If you are working with an estate planning attorney on a strategy like this, pay them for an extra hour of their time and have them review the beneficiaries on all your accounts once your documents are complete to make sure you don’t have something lurking in the background that will undermine the plan you’ve just put so much effort into creating.
Leaving Beneficiaries Blank or Designating Estates or Trusts as Beneficiaries

This is the flip side of the situation above but can also create far more problems than it is intended to. It’s not to say there’s not a place for this, there are specific situations where this is exactly the right thing to do in an estate plan. But just because you have a will, that doesn’t necessarily mean that you don’t want things to pass through beneficiary designations. In fact, many estate plans include a will as a backup and rely on strategic beneficiary designation to accomplish their overall estate planning goals. And, if someone mistakenly believes that they want their will to take precedence, and names their estate as the beneficiary, when in fact their estate planning attorney has designed an estate plan around their beneficiaries being the primary way money moves after death, this can also have a lot of unintended consequences, including but not limited to the forced distribution of taxable funds on an accelerated timeline from IRAs.
What is the Correct Way to Name and Review Beneficiaries?
Ideally, you want to make this a periodic task that you undertake with the help of your financial team. Work with your financial institutions or your financial advisor to compile a complete list of your primary AND contingent beneficiaries and have this reviewed by your estate planning attorney any time there are changes to either your estate planning documents or the beneficiaries you named.
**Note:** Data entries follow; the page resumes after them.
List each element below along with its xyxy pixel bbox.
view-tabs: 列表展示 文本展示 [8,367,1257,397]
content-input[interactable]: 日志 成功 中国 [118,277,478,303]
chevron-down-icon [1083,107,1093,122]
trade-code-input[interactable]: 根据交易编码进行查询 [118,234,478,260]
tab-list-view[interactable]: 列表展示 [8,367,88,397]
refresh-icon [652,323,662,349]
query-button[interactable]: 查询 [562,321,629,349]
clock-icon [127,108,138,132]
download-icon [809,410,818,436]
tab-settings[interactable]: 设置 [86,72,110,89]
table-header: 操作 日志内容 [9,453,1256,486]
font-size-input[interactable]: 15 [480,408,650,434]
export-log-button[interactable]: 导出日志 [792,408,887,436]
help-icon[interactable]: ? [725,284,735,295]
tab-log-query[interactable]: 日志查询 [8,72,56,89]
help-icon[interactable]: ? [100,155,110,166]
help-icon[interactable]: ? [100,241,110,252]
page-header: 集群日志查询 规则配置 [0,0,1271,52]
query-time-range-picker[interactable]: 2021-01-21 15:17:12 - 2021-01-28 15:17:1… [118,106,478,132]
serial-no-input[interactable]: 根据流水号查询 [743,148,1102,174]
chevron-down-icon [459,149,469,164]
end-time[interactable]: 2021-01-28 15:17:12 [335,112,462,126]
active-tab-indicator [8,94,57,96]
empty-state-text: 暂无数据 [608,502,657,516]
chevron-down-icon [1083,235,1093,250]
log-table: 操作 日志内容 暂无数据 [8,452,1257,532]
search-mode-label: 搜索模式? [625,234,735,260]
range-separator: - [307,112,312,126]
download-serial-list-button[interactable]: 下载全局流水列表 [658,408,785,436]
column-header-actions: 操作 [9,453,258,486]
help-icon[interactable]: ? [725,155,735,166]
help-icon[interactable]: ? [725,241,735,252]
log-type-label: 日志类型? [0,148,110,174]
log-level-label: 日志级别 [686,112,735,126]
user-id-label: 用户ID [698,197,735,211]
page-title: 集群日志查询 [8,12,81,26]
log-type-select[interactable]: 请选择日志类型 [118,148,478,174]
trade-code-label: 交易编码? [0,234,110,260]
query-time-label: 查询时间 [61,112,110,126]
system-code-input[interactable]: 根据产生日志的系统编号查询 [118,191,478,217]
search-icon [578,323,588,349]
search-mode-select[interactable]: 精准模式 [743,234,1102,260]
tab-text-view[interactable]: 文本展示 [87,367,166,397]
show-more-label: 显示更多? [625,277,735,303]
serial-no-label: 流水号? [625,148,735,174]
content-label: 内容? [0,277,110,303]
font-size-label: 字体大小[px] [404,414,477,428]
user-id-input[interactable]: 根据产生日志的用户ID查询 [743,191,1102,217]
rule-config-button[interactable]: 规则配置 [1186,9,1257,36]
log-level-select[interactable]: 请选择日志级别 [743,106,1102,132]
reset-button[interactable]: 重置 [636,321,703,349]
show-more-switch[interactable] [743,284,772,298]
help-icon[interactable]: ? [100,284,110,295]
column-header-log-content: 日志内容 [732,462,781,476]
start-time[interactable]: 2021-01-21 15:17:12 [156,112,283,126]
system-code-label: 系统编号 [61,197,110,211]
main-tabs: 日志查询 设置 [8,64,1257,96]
The internet is not wrong about the fact that beneficiary designations are extremely important. But where the internet gets it wrong is by suggesting that it’s an item that you can give as little thought to as naming an emergency contact. It’s not. Naming beneficiaries is one part of a comprehensive estate plan, and it’s extremely important to know how your beneficiaries work with your overall estate plan, and to periodically review them with the attorney who drafted that plan, because naming them incorrectly can have enormous and sometimes financially devastating consequences.